With the approval process for its preferred site in Bucks County stalled, the U.S. Department of Veterans Affairs is once again scouring the Philadelphia suburbs for land on which to build a new veterans cemetery.

Pennhurst, a state-owned site in Chester County that was initially rejected because of anticipated high development costs, will also get a second look, according to VA Secretary R. James Nicholson.

Nicholson announced the move in a letter he sent this week to U.S. Rep. Jim Gerlach (R., Pa.), who has been pressuring the agency for months to take this step.

Getting a hold of the land in Lower Makefield Township, Bucks County, has bogged down in zoning issues and sales negotiations. "Secretary Nicholson's newfound willingness to explore alternatives to the Bucks County site, Pennhurst in particular, is encouraging and long overdue," said Gerlach in a statement.

In March, the state revised its previous proposal for the Pennhurst property, offering to sell the VA 189 acres for $7.25 million and promising to take on demolition costs for buildings left on the site. The previous offer was 275 acres for $5 million, with the VA paying for demolition.

William F. Tuerk, the VA's deputy undersecretary for memorial affairs, said yesterday that the search for ground has already started.

"For all we know a big parcel of land that was not available might become available," he said. "Things could have changed."

He also said that the agency has hired an architectural and engineering team to develop a site design that can be quickly adapted once the VA takes title.

Tuerk said he wanted to move quickly once Congress appropriates money for construction, which could happen in next year's budget. The VA is seeking $29 million for the Philadelphia cemetery, which is expected to serve the more than 350,000 veterans who live in Philadelphia and the suburban counties.

Gerlach and U.S. Sen. Arlen Specter (R., Pa.) were the prime sponsors of legislation authorizing the cemetery that President Bush signed on Nov. 11, 2003. That law called for a total of six new cemeteries, and they were expected to be established in four years.
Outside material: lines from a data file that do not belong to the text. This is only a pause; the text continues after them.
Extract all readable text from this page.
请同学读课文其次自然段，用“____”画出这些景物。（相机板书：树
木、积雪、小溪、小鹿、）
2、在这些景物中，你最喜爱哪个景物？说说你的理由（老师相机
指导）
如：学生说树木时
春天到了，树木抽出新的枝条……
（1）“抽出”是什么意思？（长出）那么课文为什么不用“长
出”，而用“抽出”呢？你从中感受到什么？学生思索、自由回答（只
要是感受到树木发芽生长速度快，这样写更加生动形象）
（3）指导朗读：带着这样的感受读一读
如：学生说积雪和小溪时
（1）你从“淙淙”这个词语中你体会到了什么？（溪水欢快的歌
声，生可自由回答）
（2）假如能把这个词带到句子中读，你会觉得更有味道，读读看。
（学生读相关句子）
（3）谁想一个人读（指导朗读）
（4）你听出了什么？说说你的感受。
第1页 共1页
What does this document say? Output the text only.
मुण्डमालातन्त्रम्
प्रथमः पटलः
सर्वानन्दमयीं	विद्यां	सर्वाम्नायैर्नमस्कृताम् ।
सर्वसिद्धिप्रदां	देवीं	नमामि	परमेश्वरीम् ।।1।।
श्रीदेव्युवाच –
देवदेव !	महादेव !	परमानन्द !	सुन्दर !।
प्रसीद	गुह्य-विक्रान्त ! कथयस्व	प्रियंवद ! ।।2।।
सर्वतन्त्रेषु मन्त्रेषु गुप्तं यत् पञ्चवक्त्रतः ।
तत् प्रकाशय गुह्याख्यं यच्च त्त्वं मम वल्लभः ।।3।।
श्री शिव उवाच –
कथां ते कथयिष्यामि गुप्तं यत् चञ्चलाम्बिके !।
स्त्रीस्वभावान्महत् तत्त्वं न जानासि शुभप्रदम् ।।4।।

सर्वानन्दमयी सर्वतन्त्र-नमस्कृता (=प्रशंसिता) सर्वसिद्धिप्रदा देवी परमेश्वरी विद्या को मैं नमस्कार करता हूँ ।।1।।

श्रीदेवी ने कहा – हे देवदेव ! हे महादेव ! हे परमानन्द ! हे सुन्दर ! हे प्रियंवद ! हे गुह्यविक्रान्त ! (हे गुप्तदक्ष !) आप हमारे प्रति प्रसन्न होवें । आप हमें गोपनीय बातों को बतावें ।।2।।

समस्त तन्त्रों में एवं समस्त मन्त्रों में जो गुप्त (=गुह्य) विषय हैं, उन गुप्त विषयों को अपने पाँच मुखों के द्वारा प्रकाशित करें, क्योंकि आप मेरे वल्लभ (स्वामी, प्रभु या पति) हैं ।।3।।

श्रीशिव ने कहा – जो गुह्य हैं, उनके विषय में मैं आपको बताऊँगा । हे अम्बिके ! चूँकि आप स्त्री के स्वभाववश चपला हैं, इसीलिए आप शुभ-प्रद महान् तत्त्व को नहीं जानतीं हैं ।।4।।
Although none of the cemeteries has opened, the other five are much further along, Tuerk said.

Nicholson announced in January 2006 that he had selected a site in Upper Makefield Township known as the Dolington tract, which was under agreement of sale to Toll Bros. Inc.

(Bruce E. Toll, vice chairman of Toll Bros., is also chairman of Philadelphia Media Holdings L.L.C., the owner of the The Inquirer, the Philadelphia Daily News, and philly.com.)

In exchange for selling that land to the VA for what the company said was a discounted price of $7 million, Toll said it needed zoning approval on two other properties to build more than 200 houses.

In response, a zoning amendment was adopted last summer by Upper Makefield and two other townships - Newtown and Wrightstown - that are governed by a regional zoning agreement. The amendment, which is contingent on the cemetery proceeding, allows Toll to build 80 houses on land next to Dolington, and 90 on the nearby Melsky tract, which is owned by the Council Rock School District.

Several provisions of the ordinance were challenged by Leo Holt, whose farm straddles Upper Makefield and Newtown Townships. Hearings on that challenge, which started in January, are ongoing and several other landowners have become parties to it. Another session was set for last night.

Holt's attorney, Tracy Paul Hunt said Nicholson's letter might spur officials to action.

"The folks here need to understand the urgency of this if they truly want the cemetery," Hunt said.

No matter what the outcome of the hearings, appeals are likely, said Jim Betylon of Upper Makefield, who is one of the challengers to the zoning ordinance.

"With the mess that has been made, I don't know how anything can be done very quickly at this point," he said.

Tuerk said he still has hopes that the issues swirling around the Dolington tract can still be resolved.